Computing gradient of output with respect to an intermediate layer in Theano

I'm trying to implement heatmaps of class activation in theano, based on section 5.4.3 Visualizing heatmaps of class activation of Deep learning with Python.

I'm able to compute the gradient of the predicted class (class 0) with regard to input samples in the mini-batch.

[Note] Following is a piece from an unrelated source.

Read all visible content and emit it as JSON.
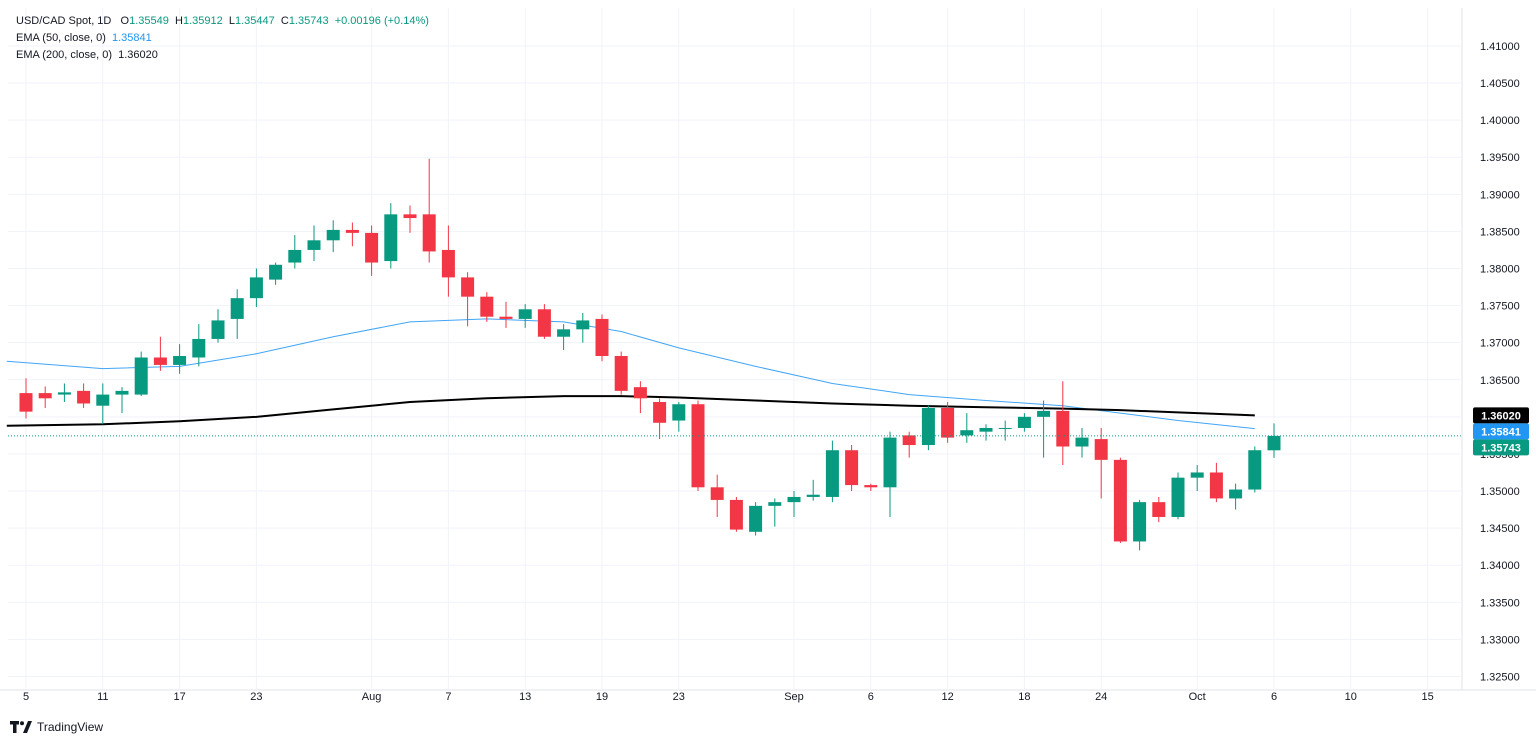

Here are the relevant parts of my code:
import theano.tensor as T
import numpy as np
import lasagne as nn
import importlib
import theano
from global_vars import *
theano.config.floatX = 'float32'

seq_len = 19
num_features = 42
config_name = 'pureConv'
config_initialize(config_name)

metadata_path = "metadata/pureConv/dump_pureConv-20230429-160908-223.pkl"
metadata = np.load(metadata_path, allow_pickle=True)

config = importlib.import_module("configurations.%s" % config_name)
params = np.array(metadata['param_values'])
l_in, l_out = config.build_model()
nn.layers.set_all_param_values(l_out, metadata['param_values'])

all_layers = nn.layers.get_all_layers(l_out)
i=0
for layer in all_layers:
#name = string.ljust(layer.__class__.__name__, 32)
name = layer.__class__.__name__
print(" layer %d: %s %s %s" % (i, name, nn.layers.get_output_shape(layer), nn.layers.count_params(layer)))
i+=1

layer_name = all_layers[34]
sym_x = T.tensor3()
conv_output = nn.layers.get_output(layer_name, sym_x, deterministic=True) #Conv1DLayer
nn_output = nn.layers.get_output(l_out, sym_x, deterministic=True) #softmax output
grads = theano.gradient.jacobian(nn_output[:,0], wrt=sym_x)
res = theano.function(inputs=[sym_x], outputs=[nn_output, conv_output, grads],allow_input_downcast=True)
input_data = np.random.random((64, seq_len, num_features))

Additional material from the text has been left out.